Wang Beilun, Lin Peijun, Zhong Yuwei, Tan Xiao, Shen Yangyang, Huang Yi, Jin Kai, Zhang Yan, Zhan Ying, Shen Dian, Wang Meng, Yu Zhou, Wu Yihan
School of Computer Science and Engineering, Southeast University, Nanjing, China.
School of Environmental and Chemical Engineering, Shanghai University, Shanghai, China.
Nat Microbiol. 2025 Feb;10(2):332-347. doi: 10.1038/s41564-024-01907-3. Epub 2025 Jan 17.
Artificial intelligence (AI) is a promising approach to identify new antimicrobial compounds in diverse microbial species. Here we developed an AI-based, explainable deep learning model, EvoGradient, that predicts the potency of antimicrobial peptides (AMPs) and virtually modifies peptide sequences to produce more potent AMPs, akin to in silico directed evolution. We applied this model to peptides encoded in low-abundance human oral bacteria, resulting in the virtual evolution of 32 peptides into potent AMPs. Of these, the 6 most effective were synthesized and tested against multidrug-resistant pathogens and demonstrated activity against carbapenem-resistant species Escherichia coli, Klebsiella pneumoniae and Acinetobacter baumannii, and vancomycin-resistant Enterococcus faecium. The most potent AMP, pep-19-mod, was validated in vivo, achieving over 95% reduction in bacterial loads in mouse models of thigh infection through both systemic and local administration. Our approach advances the automatic identification and optimization of AMPs.

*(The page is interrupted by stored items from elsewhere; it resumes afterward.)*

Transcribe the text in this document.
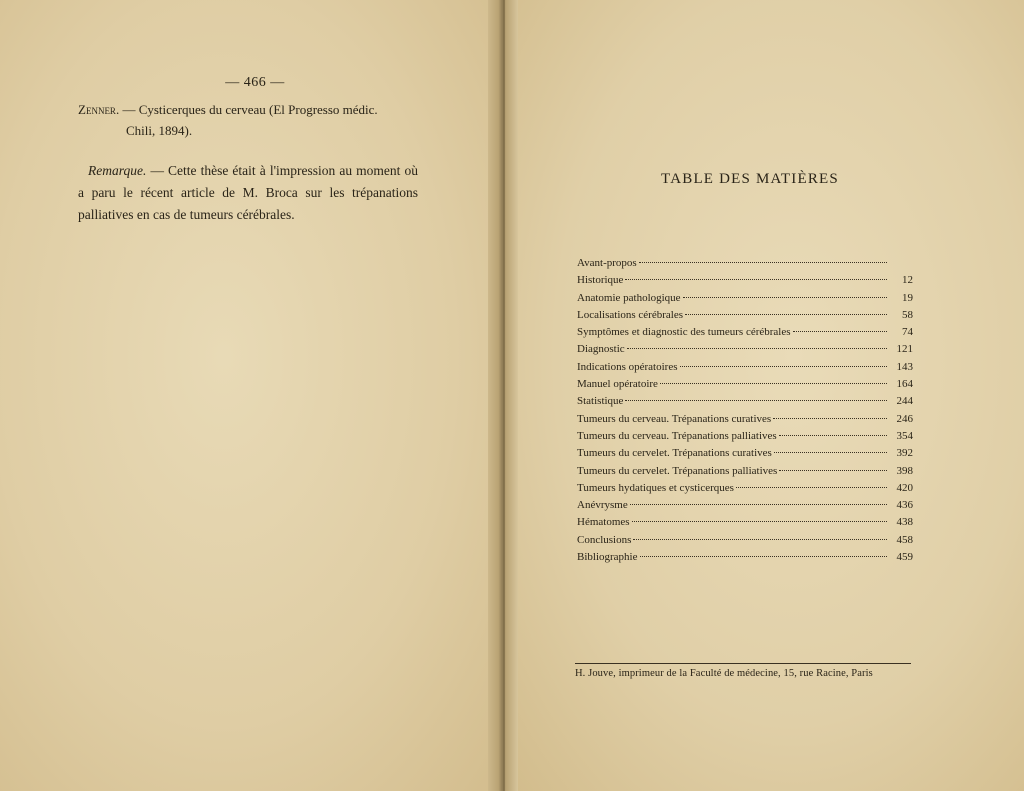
— 466 —
Zenner. — Cysticerques du cerveau (El Progresso médic.
Chili, 1894).
Remarque. — Cette thèse était à l'impression au moment où a paru le récent article de M. Broca sur les trépanations palliatives en cas de tumeurs cérébrales.
TABLE DES MATIÈRES
Avant-propos
Historique	12
Anatomie pathologique	19
Localisations cérébrales	58
Symptômes et diagnostic des tumeurs cérébrales	74
Diagnostic	121
Indications opératoires	143
Manuel opératoire	164
Statistique	244
Tumeurs du cerveau. Trépanations curatives	246
Tumeurs du cerveau. Trépanations palliatives	354
Tumeurs du cervelet. Trépanations curatives	392
Tumeurs du cervelet. Trépanations palliatives	398
Tumeurs hydatiques et cysticerques	420
Anévrysme	436
Hématomes	438
Conclusions	458
Bibliographie	459
H. Jouve, imprimeur de la Faculté de médecine, 15, rue Racine, Paris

人工智能(AI)是一种在多种微生物物种中识别新型抗菌化合物的有前景的方法。在此,我们开发了一种基于人工智能的、可解释的深度学习模型EvoGradient,它可以预测抗菌肽(AMP)的效力,并虚拟修改肽序列以产生更有效的AMP,类似于计算机辅助定向进化。我们将该模型应用于低丰度人类口腔细菌编码的肽,从而将32种肽虚拟进化为有效的AMP。其中,最有效的6种被合成并针对多重耐药病原体进行了测试,结果显示它们对耐碳青霉烯类的大肠杆菌、肺炎克雷伯菌和鲍曼不动杆菌以及耐万古霉素的粪肠球菌具有活性。最有效的AMP,即pep-19-mod,在体内得到了验证,通过全身和局部给药,在大腿感染小鼠模型中细菌载量减少了95%以上。我们的方法推动了AMP的自动识别和优化。